Of course, you don’t have to put so many different ingredients in your cookies. Let me explain: dried cranberries, chopped hazelnuts and sliced almonds were all “what was left” in my cupboard. Altogether they made 2.5 dl (1 cup) and that’s why I used them all. Alternatively, you can just use 1 of these or 2, if you are going to buy the ingredients for this recipe from scratch, or if you have more at home than I did.
I was suspicious about what the result would be, to be honest. I am not always the biggest fan of using too many different ingredients. Sometimes all those individually delicious ingredients may not make a meaningful combination. Also, I am still not very confident about my baking skills. So I waited anxiously in front of the oven for the first batch.
And then, the cookies turned out to be delicious! I baked each batch (3 batches overall) for different amount of time to see the differences in end product. The less they baked, the chewier and nicer they turned out to be, so this will be my baking time for these cookies from now on. I took a few of the cookies to my hairdresser next day when I went there for colouring and she loved the cookies too so it is well tested! Yum yum yum!
Difficulty: ★☆☆ (Easy)
(makes about 25-27 cookies, each small walnut size)
1.5 dl + 2 tbsp (or 3/4 cup) canola oil
1/2 dl + 2 tbsp (or 1/3 cup) organic granulated white sugar
1.5 dl + 2 tbsp (or 3/4 cup) brown sugar
1.25 dl (or 1/2 cup) oat milk
2.5 dl (or 1 cup) all-purpose flour
1/2 tsp baking soda
1/2 tsp ground cinnamon
1/4 tsp ground ginger
1/4 tsp ground cloves
1/4 tsp ground nutmeg
5 dl (or 2 cups) rolled oats
2.5 dl (or 1 cup) desiccated coconut
2.5 dl mixture of: dried cranberries, chopped hazelnuts and sliced almonds (you can use only 1 or 2 of these as well if you like, provided that you still 2.5 dl of ingredients)
1. Preheat the oven to 180C. Prepare a few oven trays (I used 3) with a baking paper on each and put aside.
2. In a mixing bowl, put canola oil and both of sugars and beat until they are well mixed, in medium speed.
3. Add oat milk and continue beating.
4. Add flour, baking soda, cinnamon, ginger, cloves and nutmeg and continue beating.
5. Scrape the sides of the bowl if needed and continue beating.
6. Add rolled oats, desiccated coconut and cranberry-nut mixture and beat again until all ingredients are incorporated.
7. Scrape the sides of the bowl if needed.
8. Take about a walnut size from the cookie dough and turn into a bowl, then press a little bit on top.
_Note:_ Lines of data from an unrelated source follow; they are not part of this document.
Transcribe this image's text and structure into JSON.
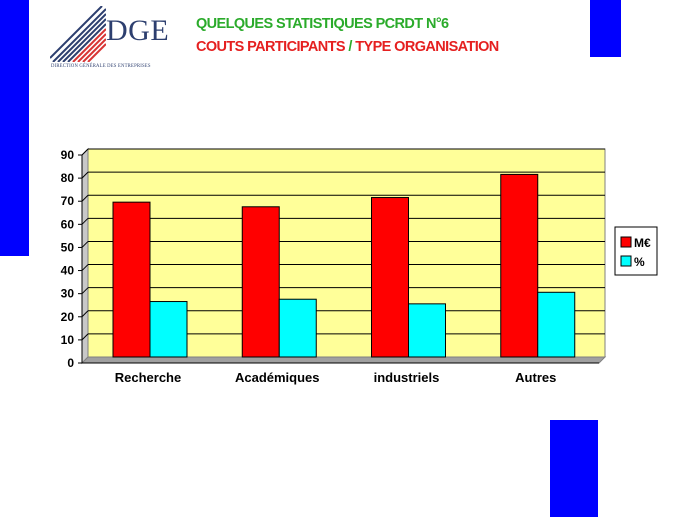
{
  "header": {
    "logo_text": "DGE",
    "logo_subtitle": "DIRECTION GÉNÉRALE DES ENTREPRISES",
    "title_line1": "QUELQUES STATISTIQUES PCRDT N°6",
    "title_line2_a": "COUTS PARTICIPANTS ",
    "title_line2_slash": "/",
    "title_line2_b": " TYPE ORGANISATION"
  },
  "colors": {
    "accent_blue": "#0000ff",
    "plot_background": "#ffff99",
    "series_meur": "#ff0000",
    "series_percent": "#00ffff",
    "title_green": "#2bab2b",
    "title_red": "#e52020"
  },
  "chart_data": {
    "type": "bar",
    "categories": [
      "Recherche",
      "Académiques",
      "industriels",
      "Autres"
    ],
    "series": [
      {
        "name": "M€",
        "values": [
          67,
          65,
          69,
          79
        ]
      },
      {
        "name": "%",
        "values": [
          24,
          25,
          23,
          28
        ]
      }
    ],
    "title": "",
    "xlabel": "",
    "ylabel": "",
    "ylim": [
      0,
      90
    ],
    "yticks": [
      0,
      10,
      20,
      30,
      40,
      50,
      60,
      70,
      80,
      90
    ],
    "grid": true,
    "legend": "right"
  }
}
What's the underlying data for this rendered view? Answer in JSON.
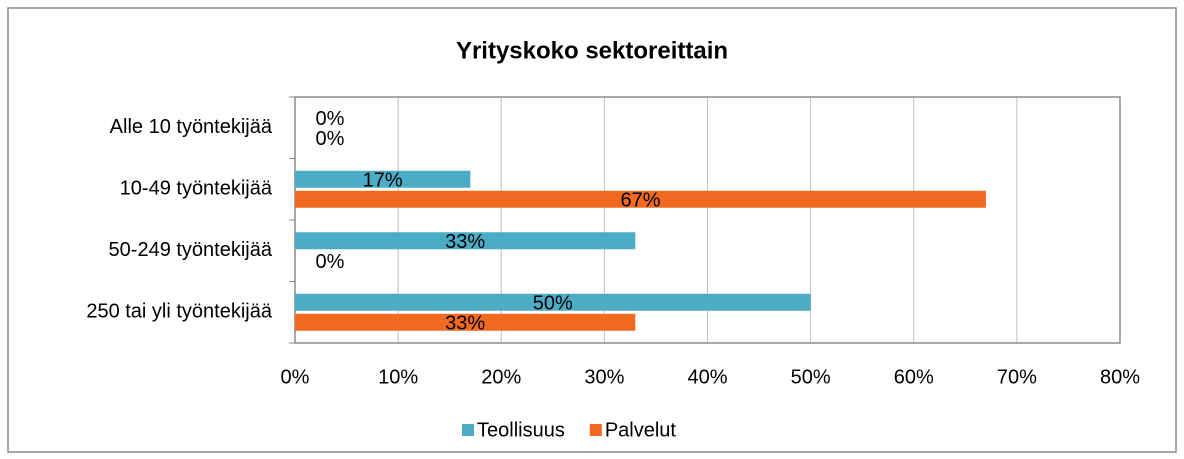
{
  "chart_data": {
    "type": "hbar",
    "title": "Yrityskoko sektoreittain",
    "categories": [
      "Alle 10 työntekijää",
      "10-49 työntekijää",
      "50-249 työntekijää",
      "250 tai yli työntekijää"
    ],
    "series": [
      {
        "name": "Teollisuus",
        "color": "#4bacc6",
        "values": [
          0,
          17,
          33,
          50
        ],
        "value_labels": [
          "0%",
          "17%",
          "33%",
          "50%"
        ]
      },
      {
        "name": "Palvelut",
        "color": "#f26a22",
        "values": [
          0,
          67,
          0,
          33
        ],
        "value_labels": [
          "0%",
          "67%",
          "0%",
          "33%"
        ]
      }
    ],
    "xlim": [
      0,
      80
    ],
    "xticks": [
      {
        "value": 0,
        "label": "0%"
      },
      {
        "value": 10,
        "label": "10%"
      },
      {
        "value": 20,
        "label": "20%"
      },
      {
        "value": 30,
        "label": "30%"
      },
      {
        "value": 40,
        "label": "40%"
      },
      {
        "value": 50,
        "label": "50%"
      },
      {
        "value": 60,
        "label": "60%"
      },
      {
        "value": 70,
        "label": "70%"
      },
      {
        "value": 80,
        "label": "80%"
      }
    ],
    "grid": true,
    "legend": "bottom"
  }
}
Put on the baking paper with 2 cm distance in between each cookie. Bake each batch separately in the oven, in medium rack, for about 12 minutes, until the cookies are slightly browned. The more you leave in the oven, the harder they will get, I found that in my oven 12 minutes was the best. You might want to check already at 10 minutes mark to see how it’s going inside. Let the cookies cool down a bit before transferring to a wire rack to cool totally. You can eat them when they are very fresh, with some fresh tea or coffee or you can store them in an airtight container up to 5 days. Enjoy!